Curiosity is a practice 🌀
By Katya Stepanov
“Curiosity is a practice, not an instance,”
I thought to myself as I listened to my fellow panelists from CLASP and the Peace Corps at the Women in Government Relations DEI Summit last month. Over 75 leaders came together to explore Building Bridges through Ethical Storytelling, and I had the honor of contributing to the conversation.
There is no single definition of “ethical storytelling” or easy 5-step process to follow.
Whether or not a story is told ethically depends on how the process of receiving, translating and sharing the story is facilitated by the storyteller. More importantly, it is determined by how the person who's story is being told feels before, during and after.
Curiosity is a genuine desire to learn. It is expressed through the act and art of asking questions. When we are children, curiosity is as easy to access as breath.
“Why do we live here?”,
“Why is that person wearing that?”
“Why are they making that face?”
We ask questions openly and constantly so we can start to construct our own stories about ourselves and others. These stories live on in our psyche until they are revisited and tested.
As we grow older, we start to feel the invisible pressure of knowing. We should know why someone does something a certain way, or how someone feels. We should know about this culture, or that. We may have been shamed for asking questions, and so, one day, our curiosity dwindles and is replaced by anxiety.

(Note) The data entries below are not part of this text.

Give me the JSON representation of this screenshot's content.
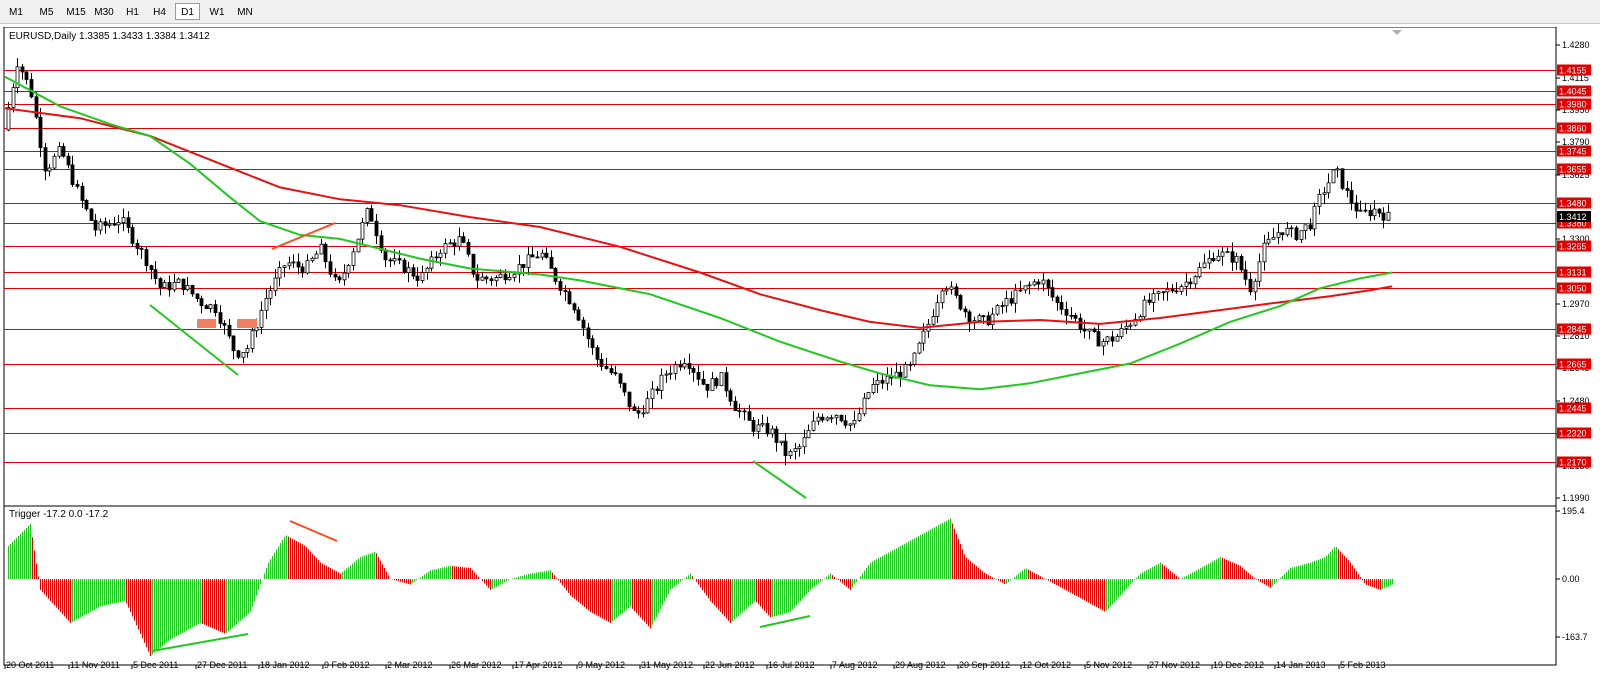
{
  "toolbar": {
    "timeframes": [
      "M1",
      "M5",
      "M15",
      "M30",
      "H1",
      "H4",
      "D1",
      "W1",
      "MN"
    ],
    "active": "D1"
  },
  "price_chart": {
    "header": "EURUSD,Daily  1.3385 1.3433 1.3384 1.3412",
    "right_axis_ticks": [
      "1.4280",
      "1.4115",
      "1.3950",
      "1.3790",
      "1.3625",
      "1.3300",
      "1.3135",
      "1.2970",
      "1.2810",
      "1.2645",
      "1.2480",
      "1.2315",
      "1.2150",
      "1.1990"
    ],
    "levels": [
      "1.4155",
      "1.4045",
      "1.3980",
      "1.3860",
      "1.3745",
      "1.3655",
      "1.3480",
      "1.3380",
      "1.3265",
      "1.3131",
      "1.3050",
      "1.2845",
      "1.2665",
      "1.2445",
      "1.2320",
      "1.2170"
    ],
    "current_price": "1.3412"
  },
  "indicator": {
    "header": "Trigger -17.2 0.0 -17.2",
    "ticks": [
      "195.4",
      "0.00",
      "-163.7"
    ]
  },
  "time_axis": [
    "20 Oct 2011",
    "11 Nov 2011",
    "5 Dec 2011",
    "27 Dec 2011",
    "18 Jan 2012",
    "9 Feb 2012",
    "2 Mar 2012",
    "26 Mar 2012",
    "17 Apr 2012",
    "9 May 2012",
    "31 May 2012",
    "22 Jun 2012",
    "16 Jul 2012",
    "7 Aug 2012",
    "29 Aug 2012",
    "20 Sep 2012",
    "12 Oct 2012",
    "5 Nov 2012",
    "27 Nov 2012",
    "19 Dec 2012",
    "14 Jan 2013",
    "5 Feb 2013"
  ],
  "colors": {
    "level_line": "#e00000",
    "level_label_bg": "#e00000",
    "ma_fast": "#22c822",
    "ma_slow": "#e81010",
    "histogram_up": "#22c822",
    "histogram_down": "#e00000",
    "candle": "#000000",
    "trendline_green": "#22c822",
    "trendline_orange": "#ff4a1a",
    "marker": "#f08060"
  }
}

As adults, the stories we tell and the stories we hear often lack curiosity. Media outlets extract stories to support controversial and polarizing headlines, conflicts arise at work due to lack of understanding, and we are incentivized to make assumptions based on unexamined stereotypes.
So how do we reclaim this innate wisdom we so effortlessly embodied as children?
We come together, and we practice.
Again and again, we notice when we're making up a story about someone. Instead of leaving it that way, we turn it into a question. We ask, and we connect.